Answer:
The speed of the block when it is 7 m above the ground is approximately 19.8 m/s.
Step-by-step explanation:
To find the speed of the block when it is h2 = 7 m above the ground, we can use the principle of conservation of energy.
The initial potential energy of the block at height h1 is given by:
PE1 = m * g * h1 ,
where m is the mass of the block (20 kg), g is the acceleration due to gravity (9.80 m/s^2), and h1 is the initial height (27 m).
The initial kinetic energy of the block is zero since it is released from rest.
At height h2 = 7 m, the potential energy of the block is:
PE2 = m * g * h2
The final kinetic energy of the block is:
KE2 = (1/2) * m * v2^2 ,
where v2 is the final velocity or speed we want to find.

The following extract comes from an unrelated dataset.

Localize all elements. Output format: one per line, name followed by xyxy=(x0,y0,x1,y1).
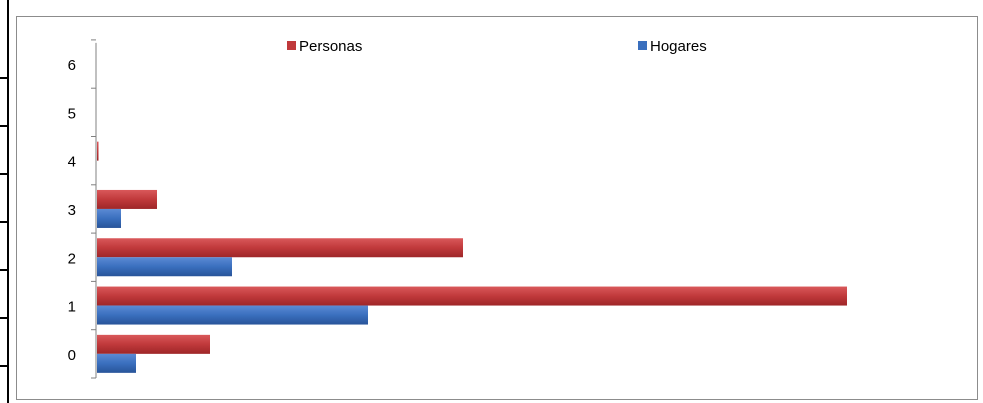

According to the conservation of energy, the initial potential energy plus the initial kinetic energy is equal to the final potential energy plus the final kinetic energy:
PE1 + KE1 = PE2 + KE2
Since the initial kinetic energy (KE1) is zero, the equation simplifies to:
PE1 = PE2 + KE2
Substituting the expressions for potential energy and solving for v2:
m * g * h1 = m * g * h2 + (1/2) * m * v2^2
Canceling the mass (m) on both sides of the equation:
g * h1 = g * h2 + (1/2) * v2^2
Rearranging the equation to solve for v2:
v2^2 = 2 * g * (h1 - h2)
Taking the square root of both sides to find v2:
v2 = sqrt(2 * g * (h1 - h2))
Now we can substitute the given values:
g = 9.80 m/s^2
h1 = 27 m
h2 = 7 m
Calculating v2:
v2 = sqrt(2 * 9.80 * (27 - 7))
= sqrt(2 * 9.80 * 20)
= sqrt(392)
≈ 19.8 m/s